On gentoo at least, there’s a specific tool called revdep-rebuild that helps scan for and rebuild packages that have dependencies that aren’t installed (so post-removal), and it has a mode to request that packages be rebuilt if they depend on something that’s a candidate for removal, as well. Meanwhile, emerge –depclean is far more careful in what it removes these days as well, doing its own scan to see if any executables or libraries still depend on it first, and telling you what it might have removed because the package isn’t in the official dependencies, but won’t, because an executable still depends on it to run, too. The user/sysadmin can then manually rebuild the depending packages, hopefully removing the dependency, so depclean can finish the job. Alternatively, if the admin judges that it’s not a critical dependency, they can emerge –unmerge a package directly, bypassing the safety checks, and then let revdep-rebuild do its thing.
Duncan
I have used OpenBSD package system for many years. The packaging system has developed a lot (by Marc Espie) during the last years. Upgrading has become easier and handling of orphan packages has been improved.
OpenBSD added a lot of ground work to package handling in OpenBSD 4.7.
“The New pkg_add For 4.7 (espie@)”
http://www.undeadly.org/cgi?action=article&sid=20100323141307
Package system was futher improved in later releases. See
“The long road to pkg_add -u”
http://www.openbsd.org/papers/eurobsdcon_2010_pkg_add/index.html
In my experience the package system has worked flawlessly (as most things do) in OpenBSD.
A simple “pkg_delete -a” will remove all orphaned packages. You can also force remove packages (using “-D dependencies” flag) and at the same time remove packages that will become orphaned due to the force remove.
OpenBSD package/ports system seems to be one of the most roubust and capable packaging systems out there.
“man pages for pkg_add and pkg_delete”
http://www.openbsd.org/cgi-bin/man.cgi?query=pkg_add
http://www.openbsd.org/cgi-bin/man.cgi?query=pkg_delete
APT is smart enough to tell you exactly what it will do. But you were dumb enough to say yes to all.
So APT is smart enough to label a package that is still being used by another as an orphan, right?
Yes, APT does it.
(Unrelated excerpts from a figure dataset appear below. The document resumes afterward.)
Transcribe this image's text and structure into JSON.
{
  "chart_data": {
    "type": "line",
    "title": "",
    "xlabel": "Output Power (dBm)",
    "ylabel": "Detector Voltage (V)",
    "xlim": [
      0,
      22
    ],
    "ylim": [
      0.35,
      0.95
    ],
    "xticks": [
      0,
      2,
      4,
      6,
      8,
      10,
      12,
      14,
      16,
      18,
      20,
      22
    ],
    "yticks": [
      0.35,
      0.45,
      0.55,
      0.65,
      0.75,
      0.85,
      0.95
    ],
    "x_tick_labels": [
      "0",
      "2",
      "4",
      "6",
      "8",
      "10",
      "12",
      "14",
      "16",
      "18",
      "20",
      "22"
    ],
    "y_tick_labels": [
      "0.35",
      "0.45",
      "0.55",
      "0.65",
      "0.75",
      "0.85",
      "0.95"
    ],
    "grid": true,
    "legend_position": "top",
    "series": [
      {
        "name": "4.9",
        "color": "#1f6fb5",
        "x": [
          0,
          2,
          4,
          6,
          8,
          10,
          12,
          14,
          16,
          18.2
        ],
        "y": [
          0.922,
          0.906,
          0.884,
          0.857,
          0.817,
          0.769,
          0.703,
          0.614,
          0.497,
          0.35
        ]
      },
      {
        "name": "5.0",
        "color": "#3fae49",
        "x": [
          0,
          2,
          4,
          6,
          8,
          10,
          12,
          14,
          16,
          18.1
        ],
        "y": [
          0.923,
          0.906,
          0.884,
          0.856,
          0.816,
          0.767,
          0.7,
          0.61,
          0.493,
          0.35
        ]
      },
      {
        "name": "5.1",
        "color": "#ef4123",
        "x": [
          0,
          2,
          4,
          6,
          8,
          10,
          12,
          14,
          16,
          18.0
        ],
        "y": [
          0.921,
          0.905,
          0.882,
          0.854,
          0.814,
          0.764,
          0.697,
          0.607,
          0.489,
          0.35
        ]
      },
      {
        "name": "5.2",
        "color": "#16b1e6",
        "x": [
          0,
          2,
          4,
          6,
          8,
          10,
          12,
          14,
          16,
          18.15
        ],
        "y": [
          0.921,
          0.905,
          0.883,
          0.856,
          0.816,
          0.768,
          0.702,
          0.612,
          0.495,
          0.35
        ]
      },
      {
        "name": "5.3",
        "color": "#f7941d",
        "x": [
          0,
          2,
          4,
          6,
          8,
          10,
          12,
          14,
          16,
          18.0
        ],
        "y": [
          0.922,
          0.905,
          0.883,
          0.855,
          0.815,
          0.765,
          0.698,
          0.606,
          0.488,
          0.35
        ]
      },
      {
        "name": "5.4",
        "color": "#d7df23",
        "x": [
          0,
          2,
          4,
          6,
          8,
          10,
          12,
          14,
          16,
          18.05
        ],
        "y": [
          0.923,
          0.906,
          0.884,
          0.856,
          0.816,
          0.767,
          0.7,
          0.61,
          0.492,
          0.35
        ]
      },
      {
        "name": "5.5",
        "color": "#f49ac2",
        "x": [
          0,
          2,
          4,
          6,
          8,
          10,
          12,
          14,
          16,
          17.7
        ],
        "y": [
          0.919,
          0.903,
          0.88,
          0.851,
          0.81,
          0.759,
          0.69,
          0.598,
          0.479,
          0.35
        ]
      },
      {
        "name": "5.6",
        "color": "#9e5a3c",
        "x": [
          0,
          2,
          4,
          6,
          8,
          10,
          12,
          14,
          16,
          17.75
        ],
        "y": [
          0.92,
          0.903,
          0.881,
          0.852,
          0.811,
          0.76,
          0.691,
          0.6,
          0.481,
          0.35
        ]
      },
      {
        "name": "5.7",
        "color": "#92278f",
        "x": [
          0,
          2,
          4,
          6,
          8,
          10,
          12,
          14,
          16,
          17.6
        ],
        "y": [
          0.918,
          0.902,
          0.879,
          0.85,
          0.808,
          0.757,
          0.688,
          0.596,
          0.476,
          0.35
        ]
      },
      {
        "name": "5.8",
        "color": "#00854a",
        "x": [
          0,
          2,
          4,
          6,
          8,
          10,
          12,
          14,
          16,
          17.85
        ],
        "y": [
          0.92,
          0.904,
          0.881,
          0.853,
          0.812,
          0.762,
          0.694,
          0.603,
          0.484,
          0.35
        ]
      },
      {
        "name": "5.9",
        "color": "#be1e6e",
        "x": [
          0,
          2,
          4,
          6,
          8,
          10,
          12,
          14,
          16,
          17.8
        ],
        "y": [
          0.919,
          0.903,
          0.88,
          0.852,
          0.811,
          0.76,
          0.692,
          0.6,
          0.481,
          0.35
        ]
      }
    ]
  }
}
This is more obvious if you use Aptitude instead of Apt-Get, because the former demands a logically stricter dependency chain, and all packages are indeed labelled as “manually-” or “automatically installed”. Those labelled as “manually installed” cannot be orphaned.
Apt-Get, on the other hand, will only list orphans if you use the “auto-remove” option.
No problems at all. Using Slackware I have to keep track of those packages myself. Humans are the best package managers out there.
Nah, humans are the absolute worst package managers by far, that’s why a coherent dependency-based system like RPM eventually led to the so-called RPM hell! Humans simply cannot remember and process much information efficiently! It is both time / energy consuming and plain stupid to resolve / keep track of packages yourself, sorry. Unless you do it for the “fun” of it (??) or you never update / upgrade your system.
So in your eyes all Slackware users are plain stupid?
I don’t know of any dependency problems, have no meta-package problem and, yes, i upgrade regularly. So you can’t remember what you have installed and why? That is what text editors were invented for, just write it down.
It’s kinda tedious to keep track of all the packages one installs, and even more so keeping track of dependencies.
That would make just managing applications on a system a full time job.
if orphan… adopt it! 🙂
:)) That’s true.But unfortunately in this case you can’t really do that.I had problems with orphan packages but after I’ve erased them everything went smoothly.